Friday, April 6, 2007

Bad news


We have bad news about Casey. About a week ago, we had an ultrasound to check Casey's kidney. He was born with Hydronepherosis which is dilation of the kidney. Back in Nov/Dec we had some testing to rule out reflux and blockage. The ultrasound showed an increase in the fluid so we're thinking the blockage is worse. He will need surgery if the new MAG 3 scan we're having done shows an increase in fluid. The MAG 3 scan is basically a large x-ray machine that takes pictures of Casey's kidney every minute for 45 minutes. It times how long it takes his kidney to drain of fluid. If it takes too long, then there's an obstruction, blockage, or kink in his ureter.

How am I supposed to handle all of Wes' therapies and whatnot AND my baby having surgery? I am going to be a total wreck! The blue skies I have been feeling are once again clouded over. Things start to look bright and then BOOM! A new wrench is thrown into my life. What the hell did my kids do to deserve this? What did I do that my kids deserve all this shit. I'm sorry, but I am just so mad. I need someone to be mad at. More and more each day, I'm leaning towards not having any more kids. I can not go through more medical crap with another child. I can't do that to any other child. It wouldn't be fair.

Will it ever end?

2 comments:

April said...

Jessica,

I hope that things turn out okay and he doesn't need surgery, but if he does, we are all here to talk if you just need a friend. :)

I know how busy you are and how bad you feel with all this going on. Remember I was there this past year in many of the same ways.
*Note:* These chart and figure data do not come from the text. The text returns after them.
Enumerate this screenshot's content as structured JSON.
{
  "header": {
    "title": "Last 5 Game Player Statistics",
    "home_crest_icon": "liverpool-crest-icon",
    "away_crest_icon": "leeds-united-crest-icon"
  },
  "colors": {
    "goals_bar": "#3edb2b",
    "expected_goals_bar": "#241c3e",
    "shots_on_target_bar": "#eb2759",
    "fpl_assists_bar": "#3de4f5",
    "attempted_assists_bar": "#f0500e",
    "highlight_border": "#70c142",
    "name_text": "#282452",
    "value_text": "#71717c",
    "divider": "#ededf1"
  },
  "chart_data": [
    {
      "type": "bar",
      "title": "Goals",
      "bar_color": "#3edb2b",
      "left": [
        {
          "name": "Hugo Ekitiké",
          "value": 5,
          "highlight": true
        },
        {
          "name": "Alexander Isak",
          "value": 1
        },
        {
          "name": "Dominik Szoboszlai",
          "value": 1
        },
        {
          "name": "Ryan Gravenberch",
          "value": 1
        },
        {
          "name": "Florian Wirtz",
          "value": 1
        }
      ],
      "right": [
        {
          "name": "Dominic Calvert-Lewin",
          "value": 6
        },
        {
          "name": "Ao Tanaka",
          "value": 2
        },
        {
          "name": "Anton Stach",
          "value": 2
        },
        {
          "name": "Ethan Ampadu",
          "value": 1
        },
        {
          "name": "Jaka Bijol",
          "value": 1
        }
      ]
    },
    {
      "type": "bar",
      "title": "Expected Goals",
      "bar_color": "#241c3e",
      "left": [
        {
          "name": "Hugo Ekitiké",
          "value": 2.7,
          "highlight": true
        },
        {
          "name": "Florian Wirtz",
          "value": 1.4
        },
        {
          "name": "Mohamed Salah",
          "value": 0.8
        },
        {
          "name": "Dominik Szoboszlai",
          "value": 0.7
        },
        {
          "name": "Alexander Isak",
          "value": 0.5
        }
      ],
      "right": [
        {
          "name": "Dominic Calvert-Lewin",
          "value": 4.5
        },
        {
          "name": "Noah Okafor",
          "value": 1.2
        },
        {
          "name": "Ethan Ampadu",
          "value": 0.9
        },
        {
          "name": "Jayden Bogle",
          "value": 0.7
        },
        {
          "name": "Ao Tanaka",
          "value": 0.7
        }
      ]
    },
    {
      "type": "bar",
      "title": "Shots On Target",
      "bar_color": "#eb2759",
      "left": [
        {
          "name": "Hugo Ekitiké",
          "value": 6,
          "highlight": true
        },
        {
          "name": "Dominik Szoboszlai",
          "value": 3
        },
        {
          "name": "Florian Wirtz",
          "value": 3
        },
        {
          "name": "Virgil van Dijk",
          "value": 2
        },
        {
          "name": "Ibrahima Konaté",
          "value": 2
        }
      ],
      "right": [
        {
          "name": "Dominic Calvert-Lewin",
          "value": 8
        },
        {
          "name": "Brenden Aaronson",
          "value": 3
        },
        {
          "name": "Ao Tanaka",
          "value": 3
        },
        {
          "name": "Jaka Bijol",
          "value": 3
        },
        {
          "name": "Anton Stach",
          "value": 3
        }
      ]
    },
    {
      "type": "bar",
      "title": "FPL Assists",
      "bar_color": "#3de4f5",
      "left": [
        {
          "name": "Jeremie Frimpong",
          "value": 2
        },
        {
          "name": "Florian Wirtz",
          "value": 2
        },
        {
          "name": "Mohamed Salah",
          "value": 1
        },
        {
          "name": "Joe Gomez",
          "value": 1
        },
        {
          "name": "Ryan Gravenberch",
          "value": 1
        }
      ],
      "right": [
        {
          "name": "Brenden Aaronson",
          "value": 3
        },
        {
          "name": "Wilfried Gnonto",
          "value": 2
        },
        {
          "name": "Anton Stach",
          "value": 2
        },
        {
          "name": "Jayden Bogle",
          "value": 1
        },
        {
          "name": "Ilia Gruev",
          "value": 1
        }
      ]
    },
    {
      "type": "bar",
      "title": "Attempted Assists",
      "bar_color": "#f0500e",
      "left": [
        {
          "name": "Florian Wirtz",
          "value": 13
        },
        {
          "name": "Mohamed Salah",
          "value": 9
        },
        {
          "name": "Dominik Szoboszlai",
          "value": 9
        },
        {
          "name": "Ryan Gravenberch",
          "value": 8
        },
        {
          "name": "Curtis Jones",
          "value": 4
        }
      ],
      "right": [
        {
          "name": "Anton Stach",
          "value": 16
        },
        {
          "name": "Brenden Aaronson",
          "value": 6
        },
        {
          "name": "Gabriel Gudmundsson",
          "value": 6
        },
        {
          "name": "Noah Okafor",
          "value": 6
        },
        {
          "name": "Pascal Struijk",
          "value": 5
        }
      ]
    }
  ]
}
Our babies don't deserve this, but sometimes life throws us for a loop and we just have to make the best of it.

How is Wesley doing with his therapies? I hope they are helping you all get set into a routine because that is going to make things much easier on all of you.

Peggy said...

Jessica- Big huge HUGS!!! You will get through it. I wish I had an answer as to why our kids go through this. I have spent some much time wondering what I did wrong to have all of our losses and then for C having Down syndrome. I feel like I have been singled out and it's fine to pick on me, but a child? C'mon... leave the little ones alone and let them have a perfect, blessed childhood. You know I am religiously challanged and this kind of thing is why. People say that God doesn't make bad things happen. ok then... we thank how for the good so why can't we have some good. Why have we been through so much and know many friends (MAM's specifically) who are wonderful women and have been through so much heartache. They don't deserve that pain. Don't get me wrong, C is perfect, I know that, but I am always a bit sad about the harder life she will face.

Casey will get through this and you will get through this and if you need to cut back a bit on Wes's therapies for a few weeks, then that's just what you do. It's that terrible mommy balance. It's easy to think about not having another baby but you and I know it's a crap shoot and ever bad day is balanced by so many wonderful seconds. The fact that seconds can outweight days, that makes it all worth it. Your kids are not suffering. They have food, clothing, a warm bed and most importantly people who love and care for them so much. Nobody can suffer with all of that love.